No. 2 is prima facie evidence backing up a city source’s opinion: “The County would love to get involved legislatively; if they could stop annexation they would, because they think it’s nothing but negative for them.”

So, here’s my early line on what’s to come in 2020:

  1. The mayor and his wonks who cooked up this idea will not get everything they’re asking for.
  2. The same gang will get precisely what they most dearly desire — that is, the three small “island” parcels on the west side already surrounded by the city proper, as well as the big strip attached to SR 37 (the future I-69).

I’ll be keeping my ear to the track as time goes on.

Comedy Channel

I had a blast exchanging mots with actor/playwright/funny lady Emily Goodson for this week’s edition of Big Talk.

My chat with the penner of the upcoming Bloomington Playwrights Project musical-comedy “Calling All Kates” ran Thursday afternoon on WFHB, 93.1FM.

Here’s the link to that feature, and here’s the link to the unedited, original interview with Emily.big-talk-logo-usable-screen-shot-copy

Next week, I discuss tango with dance teacher Thuy (pronounced TWEE) Bogart.
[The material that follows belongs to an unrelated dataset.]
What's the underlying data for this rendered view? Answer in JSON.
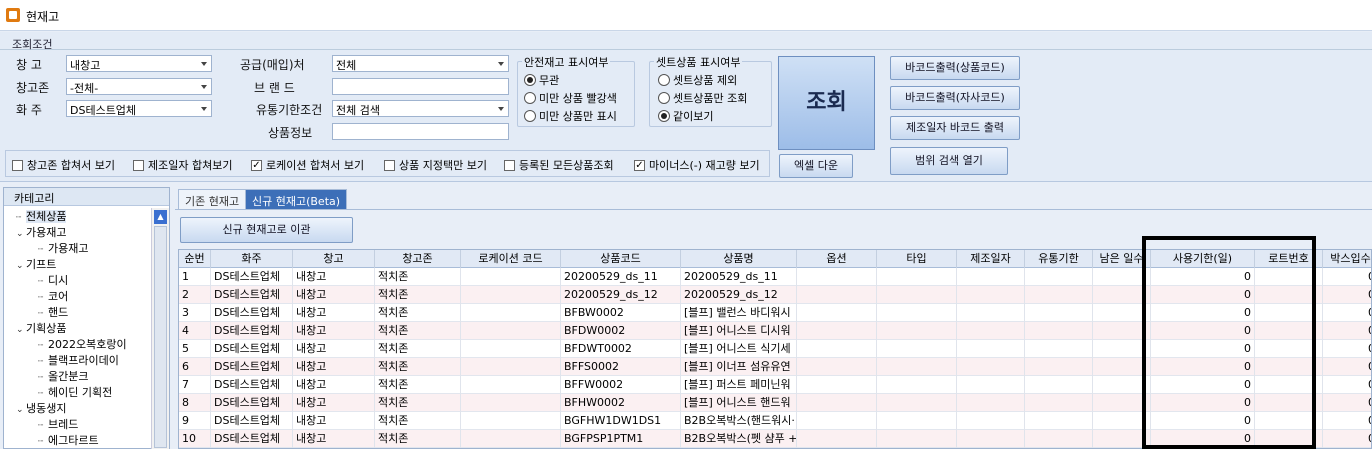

That episode of Big Talk will run next Thursday, February 23 on the Daily Local News at 5:00pm.

Talk to you then.

Revin’ Up

Here’s the Reverend Peyton’s Big Damn Band‘s spanking new video. I’m tellin’ ye, I cain’t git this thang outta mah haid.

Note the dude in the red union suit showing up at the 1:08 mark — that’s Pencil pal Hondo Thompson. He’d been bragging about his upcoming appearance in the vid and dashed off an email to me with a pre-release copy of same on Thursday, just as soon as it came out of post-production. The gang shot the vid last weekend and, yup, it’s all done in one long take, à la the opening of the Orson Welles classic Touch of Evil. Hell, even Janet Jackson’s groundbreaking long-take vid for “When I Think of You,” [director: the legendary Julien Temple; and still, arguably, one of the greatest music videos of all time] utilized tricks like panning the camera past doorways and poles to mask edits. This one, though, is uncut from start to finish.

The Rev’s vid was released to the public Friday at 6:00pm.

One thought on “Hot Air: Bigger

  1. geoffmckim says:

    Excellent summary of the issue! However, I do completely disagree with the paragraph:

    >> No. 2 is prima facie evidence backing up a city source’s opinion: “The County would love to get involved legislatively; if they could stop annexation they would, because they think it’s nothing but negative for them.

    How is trying to assess the impact on county finances (and thereby county services) evidence backing up the city source’s opinion? That opinion may or may not be true…but simply trying to obtain objective information on fiscal impacts doesn’t imply any position on the issue.

    The fact is — this annexation WILL have an effect on county services. It is our obligation to understand and communicate and insist that that is effect part of the conversation. Whether annexation is in the best interest of the community and/or the affected taxpayers is yet to be seen — but understanding that effect is the only responsible first step, and doesn’t imply any ultimate conclusion.